Nancy Gohring, senior analyst for 451 Research, said that fear of automation is a theme that people in IT Ops have been talking about for years.

"There's been this perennial concern you're going to accidentally kick off some sort of action that's going to make the problem worse or actually create new problems. But if you've got these machine-learning tools in place that are intelligently and accurately diagnosing a problem, then you can much more smartly initiate an automated response that can solve a problem for you."
Nancy Gohring

5. IoT gets its own ops

Another use case where experts believe enterprises will increasingly need to apply AIOps is in managing Internet of Things devices in the field. David Linthicum, chief cloud strategy officer for Deloitte Consulting, said the complexity and volume of these devices make the operational management of them nearly impossible without AIOps.

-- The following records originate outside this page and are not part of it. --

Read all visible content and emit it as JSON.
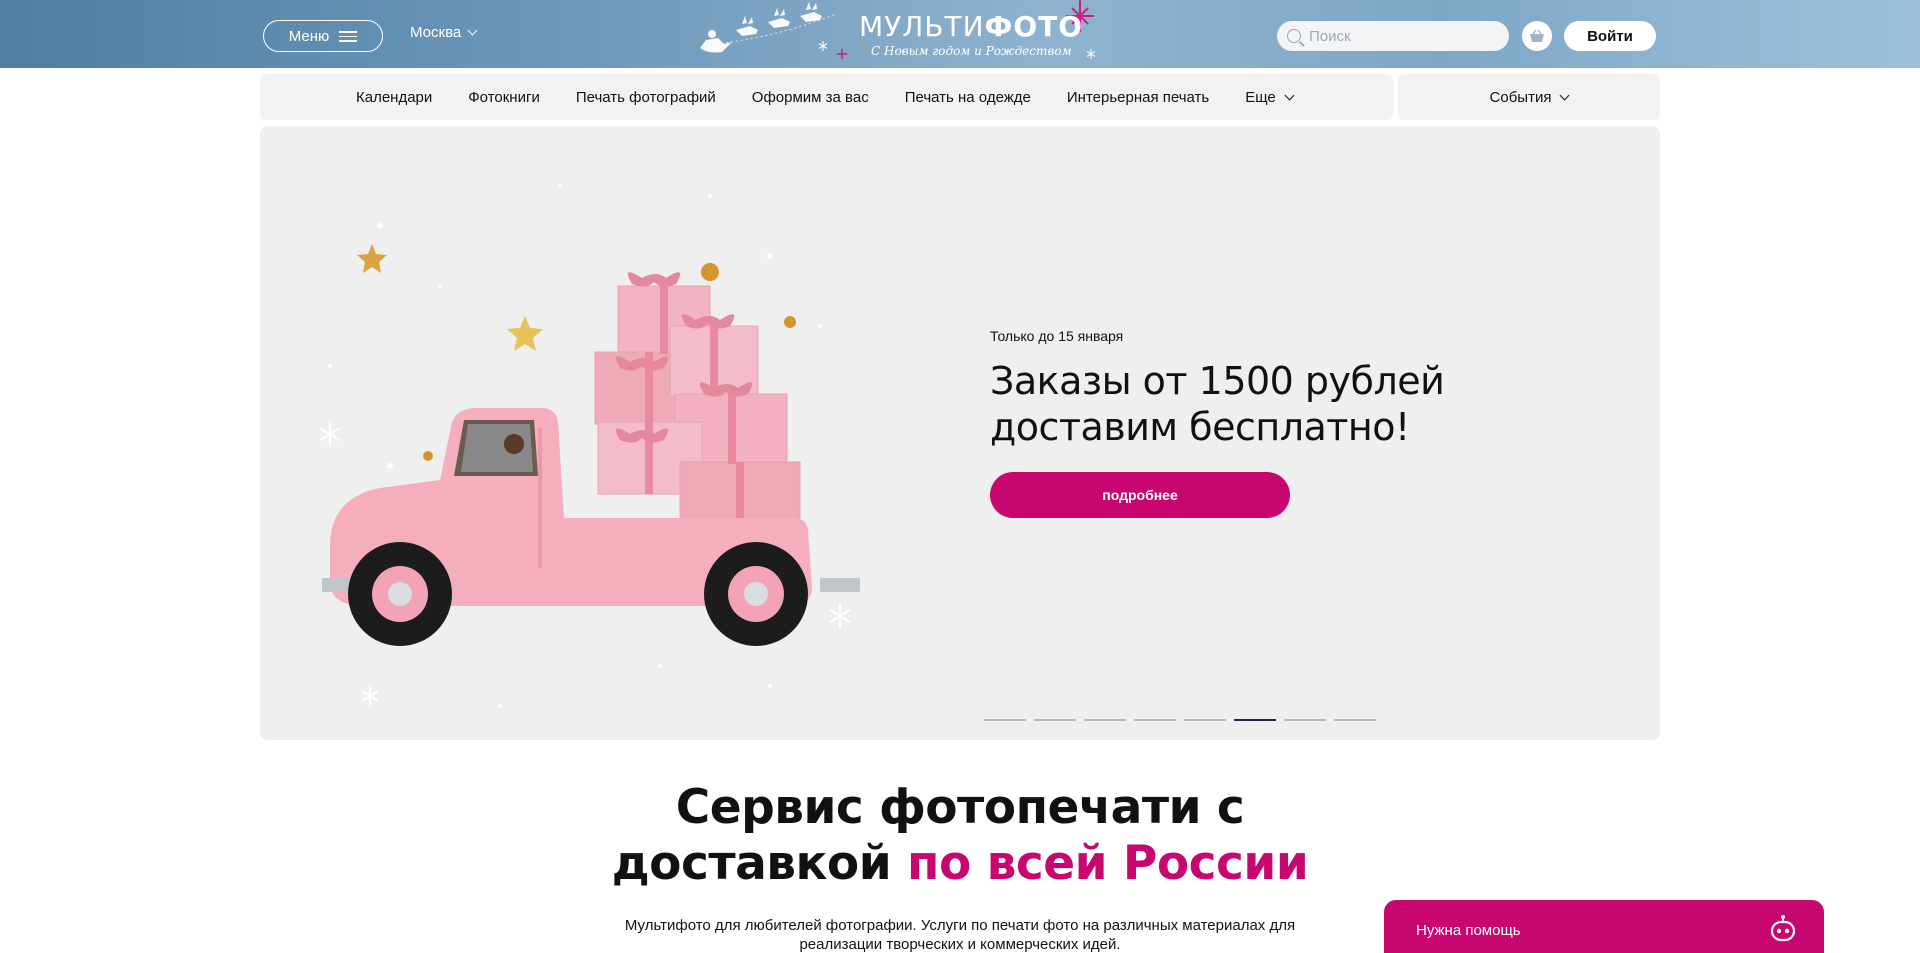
{
  "header": {
    "menu_label": "Меню",
    "city": "Москва",
    "logo": {
      "word_thin": "МУЛЬТИ",
      "word_bold": "ФОТО",
      "tagline": "С Новым годом и Рождеством"
    },
    "search_placeholder": "Поиск",
    "login_label": "Войти"
  },
  "nav": {
    "items": [
      {
        "label": "Календари"
      },
      {
        "label": "Фотокниги"
      },
      {
        "label": "Печать фотографий"
      },
      {
        "label": "Оформим за вас"
      },
      {
        "label": "Печать на одежде"
      },
      {
        "label": "Интерьерная печать"
      },
      {
        "label": "Еще"
      }
    ],
    "events_label": "События"
  },
  "hero": {
    "kicker": "Только до 15 января",
    "title": "Заказы от 1500 рублей доставим бесплатно!",
    "button_label": "подробнее",
    "slides_total": 8,
    "active_slide": 6
  },
  "intro": {
    "title_part1": "Сервис фотопечати с доставкой",
    "title_accent": "по всей России",
    "description": "Мультифото для любителей фотографии. Услуги по печати фото на различных материалах для реализации творческих и коммерческих идей."
  },
  "help": {
    "label": "Нужна помощь"
  },
  "colors": {
    "accent": "#c8066f",
    "header_blue": "#6e98ba",
    "nav_bg": "#f2f2f2",
    "hero_bg": "#efefef"
  },
  "icons": [
    "burger-icon",
    "chevron-down-icon",
    "search-icon",
    "basket-icon",
    "robot-icon",
    "reindeer-sleigh-icon",
    "star-icon",
    "snowflake-icon"
  ]
}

"Whereas traditional data center IT systems number in the thousands or tens of thousands, IoT deployments require operations teams to manage hundreds of thousands of devices at a time. And also they're more problematic than things that sit in the data center. They typically don't operate in controlled environments."
David Linthicum

For example, a farming enterprise may have tens of thousands of sensors and farm equipment connected across thousands of farms throughout a country or the globe. They all report back to IT systems in the data center about where watering is occurring, where weeds are being picked, and so on. This data is fed into other automated systems and decision-making platforms for farmers and business leaders in the organization. If operations staff can't keep those field devices running optimally in inclement weather, then the farming organization might not water at the right places or right times, sow seeds at the perfect time, and so on.

"Remember that all of these things are interdependent, so if an IoT device stops transmitting information to some sort of centralized database, and if enough of them do that, then the application that you're leveraging those IoT systems for is going to cease to work," Linthicum explained.

With so many variables in play, operators need machine learning and advanced analytics to keep all of the metaphorical plates spinning.

"You have to really put your faith in AIOps, so you're able to leverage IoT and so you're able to monitor and manage and abstract yourself away from the complexity. It's a huge issue to solve as we're rolling out these devices—be they drones, be they tractors, or be they thermostats, or any of the thousands and thousands of applications of these connected devices."
—David Linthicum

Common patterns emerge

At the end of the day, the earliest AIOps projects are all about consolidating IT Ops information streams and squeezing the most value out of them possible.

"AIOps tools have some common patterns. No. 1, they're pulling information from multiple devices, and No. 2, they're making decisions on that information."
—David Linthicum

Whether those decisions are to trigger an automated action, to correlate one event with another, to make a change in a specific way, or to preemptively change capacity, operators are able to act in a more informed and speedy manner than ever before.